While many countries in Europe and Central Asia have made progress in reducing the prevalence of hunger, other forms of malnutrition still exist in the region and can only be combatted by prioritizing food security, agriculture and rural development, the head of the United Nation’s agricultural agency said today.
Speaking at the start of the biennial Food and Agriculture Organization (FAO) Regional Conference for Europe, taking place from 4 to 6 May in Antalya, Turkey, the agency’s Director-General, José Graziano da Silva, noted that the absolute number of hungry people in the region – measured in terms of their caloric energy intake – dropped by at least 40 per cent since 1990.
“But despite overall positive trends regarding food security, others forms of malnutrition still persist and continue to be a problem, affecting all the nations in this diverse region,” he said.
For example, in 48 of 53 countries in the wider Europe and Central Asia region, the combined overweight and obesity prevalence in the adult population exceeds 55 per cent, while relatively high rates of stunting continue to be seen among children in the Caucasus and Central Asia, the Director-General said.
He highlighted that many governments in the region have already started taking steps that move beyond just producing more food, and which seek to transform food systems to improve food quality and people’s nutrition.
Noting that a substantial number of the region’s poor and malnourished people live in the countryside, the Director-General emphasized that fostering dynamic rural economies must remain at the heart of development efforts.
To support such work, FAO has embarked on two priority regional initiatives. The first focuses on empowering smallholders and family farmers in order to improve their livelihoods and resilience to disasters and shocks, including climate change, while the second aims at improving the agriculture and food trade-policy environment in ways that can help small- and medium-sized farm operations thrive and expand.

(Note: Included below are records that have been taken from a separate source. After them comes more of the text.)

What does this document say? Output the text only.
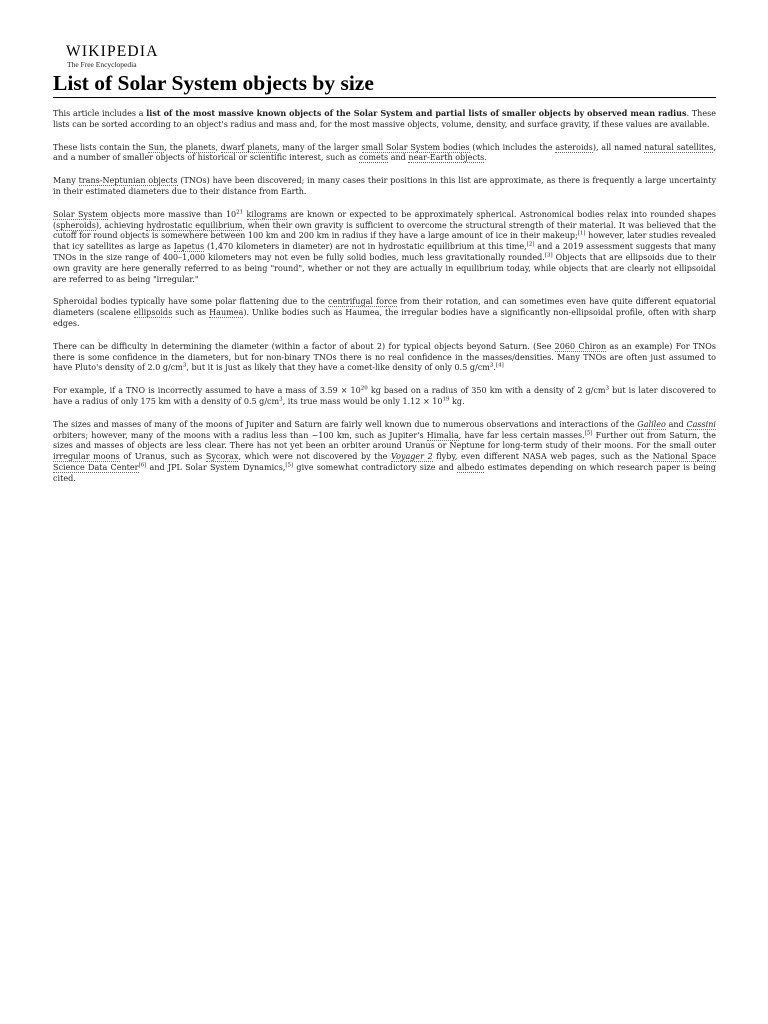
WIKIPEDIA
The Free Encyclopedia
List of Solar System objects by size

This article includes a list of the most massive known objects of the Solar System and partial lists of smaller objects by observed mean radius. These lists can be sorted according to an object's radius and mass and, for the most massive objects, volume, density, and surface gravity, if these values are available.

These lists contain the Sun, the planets, dwarf planets, many of the larger small Solar System bodies (which includes the asteroids), all named natural satellites, and a number of smaller objects of historical or scientific interest, such as comets and near-Earth objects.

Many trans-Neptunian objects (TNOs) have been discovered; in many cases their positions in this list are approximate, as there is frequently a large uncertainty in their estimated diameters due to their distance from Earth.

Solar System objects more massive than $10^{21}$ kilograms are known or expected to be approximately spherical. Astronomical bodies relax into rounded shapes (spheroids), achieving hydrostatic equilibrium, when their own gravity is sufficient to overcome the structural strength of their material. It was believed that the cutoff for round objects is somewhere between 100 km and 200 km in radius if they have a large amount of ice in their makeup;[1] however, later studies revealed that icy satellites as large as Iapetus (1,470 kilometers in diameter) are not in hydrostatic equilibrium at this time,[2] and a 2019 assessment suggests that many TNOs in the size range of 400–1,000 kilometers may not even be fully solid bodies, much less gravitationally rounded.[3] Objects that are ellipsoids due to their own gravity are here generally referred to as being "round", whether or not they are actually in equilibrium today, while objects that are clearly not ellipsoidal are referred to as being "irregular."

Spheroidal bodies typically have some polar flattening due to the centrifugal force from their rotation, and can sometimes even have quite different equatorial diameters (scalene ellipsoids such as Haumea). Unlike bodies such as Haumea, the irregular bodies have a significantly non-ellipsoidal profile, often with sharp edges.

There can be difficulty in determining the diameter (within a factor of about 2) for typical objects beyond Saturn. (See 2060 Chiron as an example) For TNOs there is some confidence in the diameters, but for non-binary TNOs there is no real confidence in the masses/densities. Many TNOs are often just assumed to have Pluto's density of 2.0 $g/cm^3$, but it is just as likely that they have a comet-like density of only 0.5 $g/cm^3.[4]$

For example, if a TNO is incorrectly assumed to have a mass of $3.59 \times 10^{20}$ kg based on a radius of 350 km with a density of 2 $g/cm^3$ but is later discovered to have a radius of only 175 km with a density of 0.5 $g/cm^3$, its true mass would be only $1.12 \times 10^{19}$ kg.

The sizes and masses of many of the moons of Jupiter and Saturn are fairly well known due to numerous observations and interactions of the Galileo and Cassini orbiters; however, many of the moons with a radius less than ~100 km, such as Jupiter's Himalia, have far less certain masses.[5] Further out from Saturn, the sizes and masses of objects are less clear. There has not yet been an orbiter around Uranus or Neptune for long-term study of their moons. For the small outer irregular moons of Uranus, such as Sycorax, which were not discovered by the Voyager 2 flyby, even different NASA web pages, such as the National Space Science Data Center[6] and JPL Solar System Dynamics,[5] give somewhat contradictory size and albedo estimates depending on which research paper is being cited.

Against the backdrop of Turkey, which is currently struggling to cope with more than 2.5 million international refugees and migrants, Mr. Graziano da Silva also emphasized the need to combat at their roots phenomena that put stress on populations and trigger migration, both within countries and across borders.
Armed conflicts are one cause, but climate change, food-chain threats such as agricultural pests and diseases, rural poverty, climate-induced natural disasters and other harsh realities also put pressure on families and communities, the Director-General said.
Describing sustainable development as an essential element for building a safer, more peaceful world, Mr. Graziano da Silva also highlighted that prioritizing food security, agriculture and rural development can help support the establishment of peaceful and stable societies.
FAO Regional Conferences take place every two years, bringing together in the case of Europe and Central Asia delegates from 53 member countries and one member organization – the European Union. Numerous observer organizations representing civil society and the private sector also participate in the conference, which sets regional priorities for food and agriculture, and oversees FAO’s field programme and other work in the region.
This week’s sessions include a ministerial-level discussion on how FAO members in Europe and Central Asia will respond to the Sustainable Development Goals (SDGs). Promotion of a group of foods known as pulses – dried beans, peas, lentils and other edible seeds that grow in pods – is another central agenda item. Food losses and waste, nuclear techniques for controlling insect pests, and the upcoming World Programme for the Census of Agriculture will also be discussed.